El fantasma con el que todavía no se ha enfrentado ningún legislador español democrático es el de la maldad. ¿Cómo se cuantifica, cómo se considera la maldad? ¿Cómo se estratifica la respuesta penal en función de su grado? En un país con tan pocas garantías procesales para el reo como el estadounidense, la última frontera del castigo se establece en la muerte. Aunque no podemos tomar como ejemplo o modelo más o menos referencial un sistema procesal en el que la presunción de inocencia de cualquier imputado depende de la pericia de sus abogados –por ende, de la capacidad económica del reo, para poder pagar un buen bufete-, sí está claro que sistemas jurídicos que asumen la pena de muerte están estableciendo un límite penal equiparable, de una u otra forma, a cualquier crimen terrible; todo esto dejando a un margen, por ahora, el interrogante ético acerca de si una estructura jurídica tiene derecho a decidir sobre la vida de alguien, independientemente de la crueldad de su crimen y su rechazo social.
Lo que sí resulta irrebatible es que una sociedad como la norteamericana, con la cadena perpetua ampliamente aceptada y la pena de muerte todavía vigente en muchos estados, tiene un sistema de correspondencias en el que la reinserción social del criminal –porque hablamos, siempre, de episodios violentos contra las personas, no de delincuencia común- no se convierte en un obstáculo, porque ni siquiera está presente.
Por el contrario, que nuestro bondadoso sistema penal, procesal y penitenciario tenga como fin constitucional la reinserción social de cualquier culpable, constituye un avance progresista en la concepción de la pena como instrumento de reeducación. Esto representa una escala de valores hacia la modernidad, en su aplicación práctica, del que podemos sentirnos orgullosos. Sin embargo, todo sistema tiene su grieta o el supuesto que se escapa de su propio organismo. Porque en determinados casos, por cuya terrible gravedad reunimos una prueba de indicios lo suficientemente razonable como para asumir que esa reinserción será imposible, tenemos que volver a la pregunta de arriba: ¿cómo se cuantifica, cómo se considera la maldad? ¿Habría que tenerla más en cuenta?

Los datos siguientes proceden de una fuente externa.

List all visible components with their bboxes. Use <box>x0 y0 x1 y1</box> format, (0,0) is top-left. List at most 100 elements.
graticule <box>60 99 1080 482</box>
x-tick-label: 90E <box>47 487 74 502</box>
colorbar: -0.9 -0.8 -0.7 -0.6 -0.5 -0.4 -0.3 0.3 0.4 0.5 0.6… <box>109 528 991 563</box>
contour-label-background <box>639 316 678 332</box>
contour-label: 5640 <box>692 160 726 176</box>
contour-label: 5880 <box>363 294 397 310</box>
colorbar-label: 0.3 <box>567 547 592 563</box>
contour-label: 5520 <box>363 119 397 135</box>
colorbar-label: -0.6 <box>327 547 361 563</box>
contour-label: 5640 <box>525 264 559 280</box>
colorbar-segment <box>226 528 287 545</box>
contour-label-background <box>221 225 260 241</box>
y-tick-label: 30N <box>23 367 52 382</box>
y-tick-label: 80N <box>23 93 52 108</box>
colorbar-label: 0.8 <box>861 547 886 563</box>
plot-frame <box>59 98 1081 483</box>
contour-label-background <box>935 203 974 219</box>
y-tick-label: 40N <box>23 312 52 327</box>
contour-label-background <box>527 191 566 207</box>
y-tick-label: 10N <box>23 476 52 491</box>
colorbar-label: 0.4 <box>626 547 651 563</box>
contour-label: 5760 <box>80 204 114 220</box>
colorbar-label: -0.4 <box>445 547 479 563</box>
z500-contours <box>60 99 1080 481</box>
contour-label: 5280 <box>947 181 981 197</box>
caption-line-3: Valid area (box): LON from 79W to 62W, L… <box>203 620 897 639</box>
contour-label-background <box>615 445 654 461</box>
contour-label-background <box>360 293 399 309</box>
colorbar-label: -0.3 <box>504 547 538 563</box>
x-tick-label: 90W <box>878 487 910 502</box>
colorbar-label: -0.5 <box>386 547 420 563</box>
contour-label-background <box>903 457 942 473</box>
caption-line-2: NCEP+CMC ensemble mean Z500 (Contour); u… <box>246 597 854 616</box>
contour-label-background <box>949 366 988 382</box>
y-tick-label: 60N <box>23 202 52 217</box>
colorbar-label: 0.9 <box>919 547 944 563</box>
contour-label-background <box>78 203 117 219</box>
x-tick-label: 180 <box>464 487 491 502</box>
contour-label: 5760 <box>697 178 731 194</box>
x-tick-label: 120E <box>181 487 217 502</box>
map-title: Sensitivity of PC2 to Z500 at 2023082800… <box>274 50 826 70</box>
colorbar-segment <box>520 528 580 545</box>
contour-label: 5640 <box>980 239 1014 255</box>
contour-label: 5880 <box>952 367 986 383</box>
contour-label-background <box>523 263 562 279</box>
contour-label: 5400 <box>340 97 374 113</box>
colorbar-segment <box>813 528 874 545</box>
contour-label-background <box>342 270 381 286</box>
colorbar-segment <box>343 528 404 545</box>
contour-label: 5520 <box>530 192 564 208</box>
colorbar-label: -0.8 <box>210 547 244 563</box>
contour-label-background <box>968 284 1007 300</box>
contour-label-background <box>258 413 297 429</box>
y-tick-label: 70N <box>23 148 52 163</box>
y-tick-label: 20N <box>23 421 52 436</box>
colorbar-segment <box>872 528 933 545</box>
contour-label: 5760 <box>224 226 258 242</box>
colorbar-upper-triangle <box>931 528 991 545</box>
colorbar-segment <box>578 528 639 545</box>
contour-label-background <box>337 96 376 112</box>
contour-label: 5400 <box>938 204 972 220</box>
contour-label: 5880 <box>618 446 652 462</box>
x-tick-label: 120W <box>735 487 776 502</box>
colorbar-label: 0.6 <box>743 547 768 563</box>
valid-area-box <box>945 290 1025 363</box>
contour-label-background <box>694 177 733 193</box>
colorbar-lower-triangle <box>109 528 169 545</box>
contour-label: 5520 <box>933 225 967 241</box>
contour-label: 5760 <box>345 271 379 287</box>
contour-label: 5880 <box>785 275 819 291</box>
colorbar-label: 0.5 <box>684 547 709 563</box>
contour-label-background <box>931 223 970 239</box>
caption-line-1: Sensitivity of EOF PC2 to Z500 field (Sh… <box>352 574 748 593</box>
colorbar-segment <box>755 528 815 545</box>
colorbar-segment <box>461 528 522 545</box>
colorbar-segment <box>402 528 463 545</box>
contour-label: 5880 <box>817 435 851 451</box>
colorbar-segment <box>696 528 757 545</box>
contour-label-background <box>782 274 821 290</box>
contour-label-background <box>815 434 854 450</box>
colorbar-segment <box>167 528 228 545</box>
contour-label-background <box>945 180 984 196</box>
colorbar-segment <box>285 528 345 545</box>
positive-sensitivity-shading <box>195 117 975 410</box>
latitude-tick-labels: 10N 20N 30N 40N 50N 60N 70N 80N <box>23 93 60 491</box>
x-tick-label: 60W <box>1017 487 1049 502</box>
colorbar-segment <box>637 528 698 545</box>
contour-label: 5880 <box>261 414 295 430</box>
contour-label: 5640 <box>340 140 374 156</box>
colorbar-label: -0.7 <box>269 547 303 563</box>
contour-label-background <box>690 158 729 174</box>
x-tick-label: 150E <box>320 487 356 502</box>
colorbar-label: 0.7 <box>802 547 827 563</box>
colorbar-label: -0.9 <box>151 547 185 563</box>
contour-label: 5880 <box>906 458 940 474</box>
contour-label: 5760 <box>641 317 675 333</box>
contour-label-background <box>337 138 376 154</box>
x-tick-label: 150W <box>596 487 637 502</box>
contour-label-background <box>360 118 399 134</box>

En el caso brutal de José Bretón, asesino de sus dos hijos con el único fin de destrozar la vida de su mujer, ni siquiera la pena más alta resulta equilibrada con el crimen. ¿Sería nuestra Constitución menos progresista si, para muy determinados supuestos, de extremada barbarie, la reinserción social no fuera el fin de la pena, sino la indispensable sensación de seguridad pública? Creo que a nuestro buen sistema penal, procesal y penitenciario les hace falta asumir que la maldad existe y que requiere una valiente legislación específica, con su excepción blindada, para defendernos del horror.